The library "front door" model for how you get to licensed content is:
1. Come to library website.
2. Navigate to our links to Elsevier, Lexis, etc. that take you there via our proxy server + authentication.
3. Learn that your library website is the front door.
One side-door access model is:
1. Go to a non-library site that's meaningful to you, e.g., PubMed.
2. Register your affiliation with a library on that site so that it will use the library's proxy server + authentication.
3. Do not learn that your library website is the front door.
Another side-door access model is to do all your research on campus. Just Google stuff and watch it pop up on your screen magically.
Examples of side doors include sites you've heard of like PubMed and Google Scholar. Also EthicShare, Pubget, and I bet many others. LibX is also a side-door tool.
My guess is that these side doors are being built because when libraries make it their business to offer a front door to everything under the sun, some patrons don't really want everything under the sun (at least not every day) and find appealing the idea of a side door to a particular room of the house, a more constrained library of stuff they are interested in, e.g., medical literature.
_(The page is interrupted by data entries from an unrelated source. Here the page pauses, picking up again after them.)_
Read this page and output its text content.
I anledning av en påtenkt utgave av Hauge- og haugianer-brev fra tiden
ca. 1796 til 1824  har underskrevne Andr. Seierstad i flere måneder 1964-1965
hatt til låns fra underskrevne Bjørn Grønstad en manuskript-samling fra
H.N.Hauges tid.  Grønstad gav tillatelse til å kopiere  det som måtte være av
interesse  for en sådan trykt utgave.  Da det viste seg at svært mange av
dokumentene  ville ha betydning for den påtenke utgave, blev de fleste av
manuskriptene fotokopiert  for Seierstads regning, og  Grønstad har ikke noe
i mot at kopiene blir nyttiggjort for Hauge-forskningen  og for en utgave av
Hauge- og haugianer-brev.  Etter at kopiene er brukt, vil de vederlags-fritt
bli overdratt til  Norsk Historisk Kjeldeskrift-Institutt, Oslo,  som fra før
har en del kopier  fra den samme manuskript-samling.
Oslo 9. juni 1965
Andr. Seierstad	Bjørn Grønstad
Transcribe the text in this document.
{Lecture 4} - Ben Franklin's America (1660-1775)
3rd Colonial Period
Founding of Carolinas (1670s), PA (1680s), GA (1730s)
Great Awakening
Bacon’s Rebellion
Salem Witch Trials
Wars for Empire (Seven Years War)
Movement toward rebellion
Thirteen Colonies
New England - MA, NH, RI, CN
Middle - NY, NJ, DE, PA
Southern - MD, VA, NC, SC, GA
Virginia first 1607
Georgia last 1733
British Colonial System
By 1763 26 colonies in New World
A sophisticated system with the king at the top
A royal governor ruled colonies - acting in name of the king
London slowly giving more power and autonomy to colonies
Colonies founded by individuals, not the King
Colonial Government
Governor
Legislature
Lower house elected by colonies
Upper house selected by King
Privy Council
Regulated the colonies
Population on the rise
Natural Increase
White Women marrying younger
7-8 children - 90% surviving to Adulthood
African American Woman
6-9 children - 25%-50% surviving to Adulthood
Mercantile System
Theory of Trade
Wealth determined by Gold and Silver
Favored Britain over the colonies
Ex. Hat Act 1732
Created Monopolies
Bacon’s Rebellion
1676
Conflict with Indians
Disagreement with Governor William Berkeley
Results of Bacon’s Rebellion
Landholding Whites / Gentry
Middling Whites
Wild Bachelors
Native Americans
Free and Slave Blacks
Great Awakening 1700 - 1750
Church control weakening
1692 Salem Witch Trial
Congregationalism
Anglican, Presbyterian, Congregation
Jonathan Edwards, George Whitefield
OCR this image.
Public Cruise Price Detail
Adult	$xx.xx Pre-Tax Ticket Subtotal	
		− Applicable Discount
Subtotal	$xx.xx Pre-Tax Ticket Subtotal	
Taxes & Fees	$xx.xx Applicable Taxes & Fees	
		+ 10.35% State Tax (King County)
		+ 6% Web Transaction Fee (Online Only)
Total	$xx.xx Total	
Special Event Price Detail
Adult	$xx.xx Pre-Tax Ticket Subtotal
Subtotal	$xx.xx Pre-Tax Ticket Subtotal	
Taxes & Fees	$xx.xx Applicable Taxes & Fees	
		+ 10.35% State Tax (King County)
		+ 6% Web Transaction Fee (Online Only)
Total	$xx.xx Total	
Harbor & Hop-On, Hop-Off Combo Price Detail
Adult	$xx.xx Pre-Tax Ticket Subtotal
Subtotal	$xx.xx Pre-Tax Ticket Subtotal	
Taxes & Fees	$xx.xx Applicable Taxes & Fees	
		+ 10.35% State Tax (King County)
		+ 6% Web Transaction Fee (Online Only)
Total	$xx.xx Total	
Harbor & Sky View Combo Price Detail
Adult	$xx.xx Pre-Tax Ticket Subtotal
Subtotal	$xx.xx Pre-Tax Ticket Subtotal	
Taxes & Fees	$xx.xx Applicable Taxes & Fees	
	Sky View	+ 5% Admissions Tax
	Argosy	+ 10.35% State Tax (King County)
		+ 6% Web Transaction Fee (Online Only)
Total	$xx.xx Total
(Google Scholar doesn't fit that model; it too uses the library model of "everything under the sun," but their market share lets them do anything they want.)
One more thought before I cut off this ramble. It's not clear to me that we front door builders should panic about this trend. I buy the idea that a decreasing proportion of faculty and other advanced researchers care about the library website as front door, but how big is that dip? How do you measure that? Ithaka measures by surveying faculty about their perceptions, not by measuring their behavior. I suspect that many of those advanced researchers (or the grad students who do their article and book retrieval for them) still need the front door from time to time, regardless of how they perceive it. Also even if we're just building the front door for all our patrons minus X % of advanced researchers, that still leaves us with plenty of front door work. Right?

2 comments:
Hey Josh, interesting observations. I like the metaphor of Front door vs. Side door access in thinking about this issue. To extend the metaphor, I think Google provides more ways for people to customize their front door (thinking more of iGoogle than GoogleScholar) than what libraries offer. That's why I sometimes think about what that might look like or how that might work/not for online library services. I think LibX is a good step towards that but more could be done.
On a related note (at least in my mind) I like how a lot of sites now make it possible to sign-in using your fb or twitter account name and password, by-passing the problem of having to create a new one at each site - though of course this model is not without its problems (overly simple for the use scenarios libraries need to deal with; privacy issues of sharing student info with vendors). But what if we applied the model for online library services at least as a thought experiment. What if libraries worked with vendors to create a similar (but more secure) set up where users could click on a "sign-in using your .edu email and password here" at e.g. PubMed (side door) - and that would be the equivalent of 'going through the library website' (front door). That would make it easier to go through the side-door while making it obvious who is providing access to (selective) full text content. I'm sure messy details problematize and complicate the scenario but my guess is that technology is less of an issue here than that of cooperation and trust - as is the case for any real innovation to come about.
Hyun-Duck,
I really like the idea of signing into vendor sites with my university email account. It's very easy to undertand, easier than setting your Google Scholar preferences -- "Library Links (what's this?)." If it's easier than Google, it's a good idea! The more I think about this idea, the more I like it. Good thinking.
Too bad we don't run the publishing world.